One other perspective on the brain and its role in emotions can be seen through seeing the brain from an evolutionary perspective. Dr Paul McLean suggests that the human brain is in fact made up of three interconnected biological computers. Each has its own special intelligence and other functions. The view of the brain from this perspective is closely related to the view of the three areas of the brain described earlier.

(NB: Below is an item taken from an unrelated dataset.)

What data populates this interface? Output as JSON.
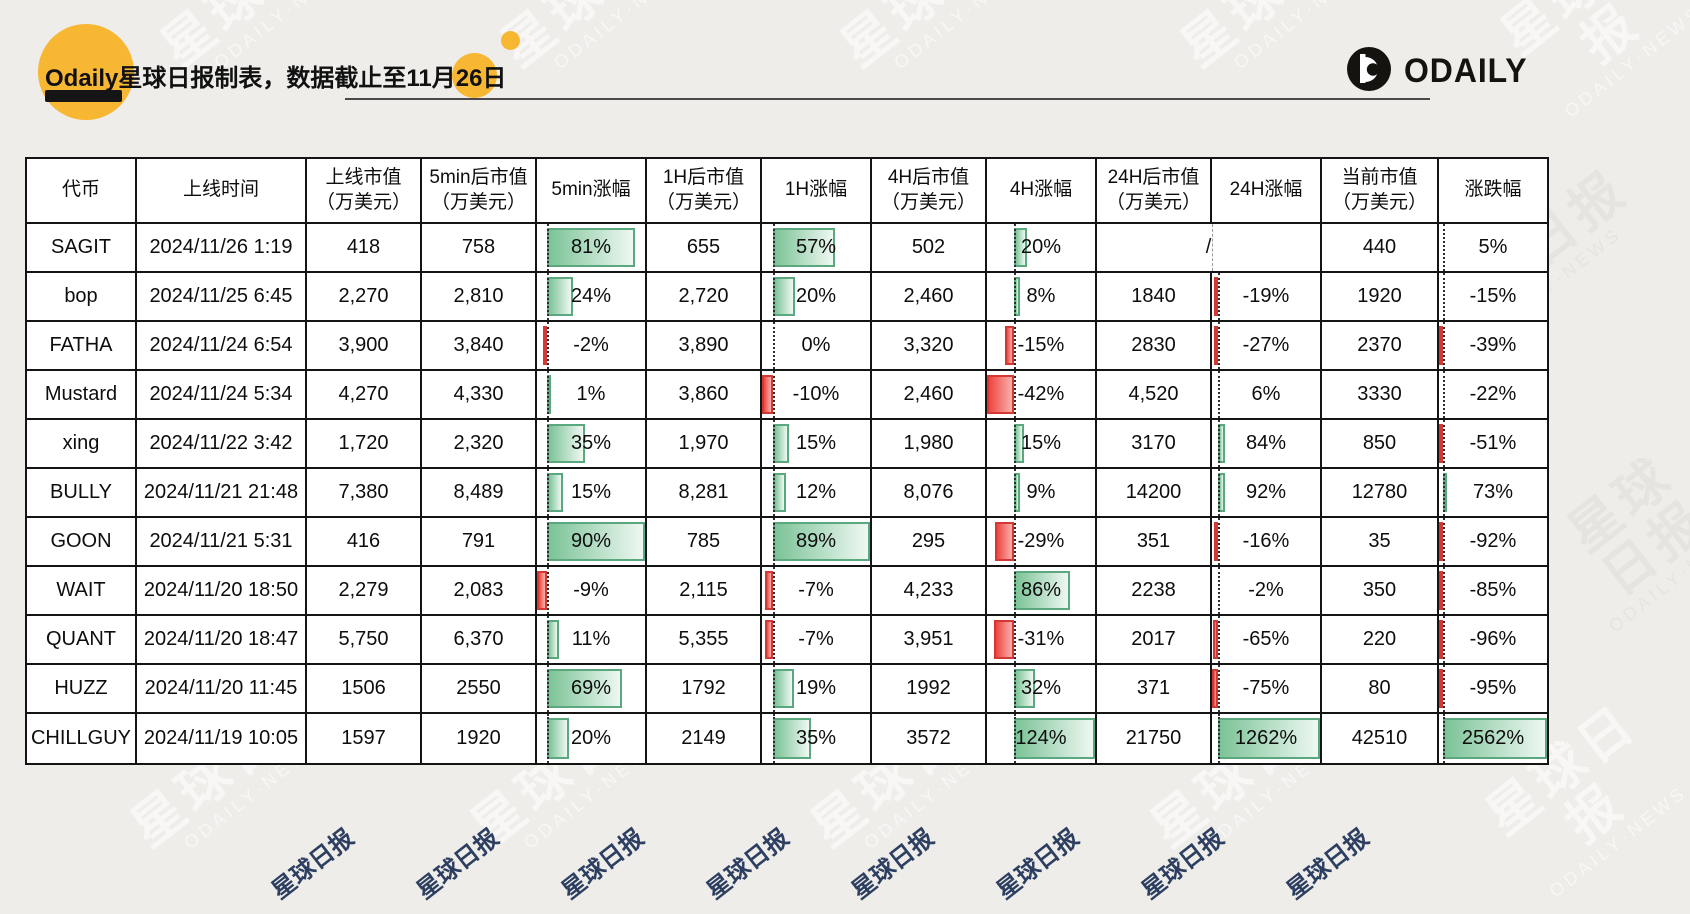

Throughout its evolution, the human brain has developed into an increasingly sophisticated machine. Despite that, we have retained some elements of the brains of our distant ancestors. According to this model, evolution has simply added new subbrains to the pre-existing ones. (See diagram to the right) This theory is based partly on the sequence of appearance of these layers in the development of the human embryo. It also suggests that this seqence mimics the appearance of these structures in our evolutionary history.
These are :
1. the archipallium or primitive (reptilian) brain. This includes the structures of the medulla, pons, cerebellum and the olfactory (smell) bulbs. This corresponds to the R-complex. It is responsible for self preservation and includes the mechanisms for aggression.
2. The paleopallium or intermediate (old mammalian) brain comprising the stuctures of the limbic system. It corresponds to the brain of inferior animals.
3. The neopallium also known as the superior or rational brain. It comprises the cortex and some subcortical groups. It corresponds to the brain of superior animals including the primates and humans.